Page MenuHomePhabricator

consider moving Cassandra to G1GC in production
Closed, ResolvedPublic

Description

More and more people are weighing in with their experiences using the G1 garbage collector and Cassandra. Rumor has it that it enables the use of enormous heap sizes, with little to no tuning required, while still out-performing CMS. If true, it could have significant impact on our node-density story, and seems worth looking into.

G1GC will be the default in Cassandra 3.0.

See also: https://issues.apache.org/jira/browse/CASSANDRA-7486

Event Timeline

Eevans raised the priority of this task from to Needs Triage.
Eevans updated the task description. (Show Details)
Eevans added a project: RESTBase-Cassandra.

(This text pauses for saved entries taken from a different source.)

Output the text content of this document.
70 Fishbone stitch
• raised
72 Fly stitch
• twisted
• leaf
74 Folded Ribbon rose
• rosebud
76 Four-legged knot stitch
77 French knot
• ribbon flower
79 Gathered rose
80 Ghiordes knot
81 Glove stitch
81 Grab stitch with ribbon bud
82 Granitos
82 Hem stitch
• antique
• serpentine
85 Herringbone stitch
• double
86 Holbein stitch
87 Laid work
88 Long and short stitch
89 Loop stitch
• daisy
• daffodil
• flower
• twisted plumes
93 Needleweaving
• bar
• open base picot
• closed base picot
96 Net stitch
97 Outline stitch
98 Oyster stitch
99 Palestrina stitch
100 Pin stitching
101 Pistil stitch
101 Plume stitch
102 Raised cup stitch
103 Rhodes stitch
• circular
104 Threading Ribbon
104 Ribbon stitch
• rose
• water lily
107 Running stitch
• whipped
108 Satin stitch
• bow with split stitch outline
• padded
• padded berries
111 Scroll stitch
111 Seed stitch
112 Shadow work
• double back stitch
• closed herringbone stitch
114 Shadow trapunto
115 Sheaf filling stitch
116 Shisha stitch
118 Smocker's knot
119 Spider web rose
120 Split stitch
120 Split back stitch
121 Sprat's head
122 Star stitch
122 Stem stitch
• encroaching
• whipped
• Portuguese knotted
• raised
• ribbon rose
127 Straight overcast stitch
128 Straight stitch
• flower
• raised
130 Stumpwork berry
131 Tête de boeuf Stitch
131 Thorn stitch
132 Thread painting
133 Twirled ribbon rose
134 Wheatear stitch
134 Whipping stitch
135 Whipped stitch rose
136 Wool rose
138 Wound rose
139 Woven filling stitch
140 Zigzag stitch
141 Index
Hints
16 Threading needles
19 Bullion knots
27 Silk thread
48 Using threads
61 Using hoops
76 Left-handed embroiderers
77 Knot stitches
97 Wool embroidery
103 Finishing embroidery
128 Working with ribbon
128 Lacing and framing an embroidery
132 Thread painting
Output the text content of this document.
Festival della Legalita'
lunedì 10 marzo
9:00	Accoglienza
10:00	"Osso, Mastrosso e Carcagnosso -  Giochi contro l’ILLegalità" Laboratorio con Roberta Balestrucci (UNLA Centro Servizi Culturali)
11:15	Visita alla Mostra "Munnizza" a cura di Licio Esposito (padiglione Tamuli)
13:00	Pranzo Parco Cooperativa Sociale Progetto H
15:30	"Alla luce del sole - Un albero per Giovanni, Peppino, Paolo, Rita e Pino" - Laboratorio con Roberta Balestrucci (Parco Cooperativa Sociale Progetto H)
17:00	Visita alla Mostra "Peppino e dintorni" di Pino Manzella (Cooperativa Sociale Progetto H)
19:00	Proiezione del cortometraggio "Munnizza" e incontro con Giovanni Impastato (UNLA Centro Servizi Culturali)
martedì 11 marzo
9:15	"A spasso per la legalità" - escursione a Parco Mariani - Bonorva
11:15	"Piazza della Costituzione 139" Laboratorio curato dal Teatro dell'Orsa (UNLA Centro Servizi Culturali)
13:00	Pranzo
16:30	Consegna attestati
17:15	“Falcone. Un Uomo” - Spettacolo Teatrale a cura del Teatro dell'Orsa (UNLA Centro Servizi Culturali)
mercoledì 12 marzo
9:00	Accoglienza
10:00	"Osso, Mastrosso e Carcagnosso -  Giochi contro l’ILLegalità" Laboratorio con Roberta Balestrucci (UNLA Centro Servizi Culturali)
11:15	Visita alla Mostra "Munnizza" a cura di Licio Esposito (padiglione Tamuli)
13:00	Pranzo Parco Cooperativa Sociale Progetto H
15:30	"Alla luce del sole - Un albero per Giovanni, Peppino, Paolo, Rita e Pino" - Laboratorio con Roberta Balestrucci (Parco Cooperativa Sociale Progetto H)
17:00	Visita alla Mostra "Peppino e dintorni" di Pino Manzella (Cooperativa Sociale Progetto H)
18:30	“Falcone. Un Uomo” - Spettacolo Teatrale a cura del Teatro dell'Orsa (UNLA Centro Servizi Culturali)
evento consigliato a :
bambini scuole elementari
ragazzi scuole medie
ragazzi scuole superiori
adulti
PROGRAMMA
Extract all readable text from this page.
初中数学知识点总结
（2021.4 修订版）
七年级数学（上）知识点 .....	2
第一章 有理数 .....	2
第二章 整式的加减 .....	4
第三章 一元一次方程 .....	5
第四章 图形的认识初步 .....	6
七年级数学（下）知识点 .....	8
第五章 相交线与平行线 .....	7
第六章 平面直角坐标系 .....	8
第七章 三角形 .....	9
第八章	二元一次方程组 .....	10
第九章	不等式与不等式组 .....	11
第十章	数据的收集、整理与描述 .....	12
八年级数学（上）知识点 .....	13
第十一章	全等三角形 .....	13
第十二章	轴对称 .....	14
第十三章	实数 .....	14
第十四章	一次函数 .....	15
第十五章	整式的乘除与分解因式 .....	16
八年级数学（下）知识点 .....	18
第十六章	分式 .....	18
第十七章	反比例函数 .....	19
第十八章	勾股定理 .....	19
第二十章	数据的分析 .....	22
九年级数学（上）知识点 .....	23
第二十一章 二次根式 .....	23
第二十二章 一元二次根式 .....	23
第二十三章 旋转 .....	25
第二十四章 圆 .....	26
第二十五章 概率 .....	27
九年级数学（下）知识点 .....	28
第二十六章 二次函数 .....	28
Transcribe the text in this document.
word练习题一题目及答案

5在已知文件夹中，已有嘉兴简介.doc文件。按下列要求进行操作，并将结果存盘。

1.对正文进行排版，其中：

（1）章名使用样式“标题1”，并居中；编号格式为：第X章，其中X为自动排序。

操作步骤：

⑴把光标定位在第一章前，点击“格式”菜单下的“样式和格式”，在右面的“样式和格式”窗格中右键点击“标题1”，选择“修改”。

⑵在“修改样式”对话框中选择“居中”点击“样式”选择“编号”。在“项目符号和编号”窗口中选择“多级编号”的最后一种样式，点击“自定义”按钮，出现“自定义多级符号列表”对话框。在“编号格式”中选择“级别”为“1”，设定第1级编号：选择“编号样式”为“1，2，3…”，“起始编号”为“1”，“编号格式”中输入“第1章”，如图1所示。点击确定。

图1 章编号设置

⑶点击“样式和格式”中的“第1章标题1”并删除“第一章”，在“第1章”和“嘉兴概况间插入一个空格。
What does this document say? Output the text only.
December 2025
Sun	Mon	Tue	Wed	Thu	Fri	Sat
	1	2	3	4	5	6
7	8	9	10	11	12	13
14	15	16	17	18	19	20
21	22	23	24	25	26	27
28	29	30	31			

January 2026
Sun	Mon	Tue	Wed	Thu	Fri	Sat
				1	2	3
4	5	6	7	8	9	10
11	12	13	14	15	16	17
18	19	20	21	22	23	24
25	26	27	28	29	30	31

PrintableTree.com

I have done some testing with g1gc in staging and now on restbase1004. It's looking promising so far; at least it seems to let us survive the current overload a bit better than CMS.

Settings:

  • commented out "GC tuning options" section
  • instead, added JVM_OPTS="$JVM_OPTS -XX:+UseG1GC -XX:G1RSetUpdatingPauseTimePercent=5 -XX:MaxGCPauseMillis=500"
  • MAX_HEAP_SIZE="14g"
  • commented out JVM_OPTS="$JVM_OPTS -Xmn${HEAP_NEWSIZE}"; we should not set new gen size for g1gc

Change 221993 had a related patch set uploaded (by GWicke):
Move Cassandra to g1gc collector and increase heap size

https://gerrit.wikimedia.org/r/221993

Change 221993 merged by Filippo Giunchedi:
Move Cassandra to g1gc collector and increase heap size

https://gerrit.wikimedia.org/r/221993

restbase1004 has been running with a 16GB heap size and MaxGCPauseMillis=250 for two days now, and from what I can tell, there is no significant impact on I/O wait times. Moreover, it's the only node that hasn't been restarted during this period, despite being the node with the biggest amount of storage to handle.

fgiunchedi triaged this task as Medium priority.Jul 20 2015, 2:52 PM

we're running g1gc everywhere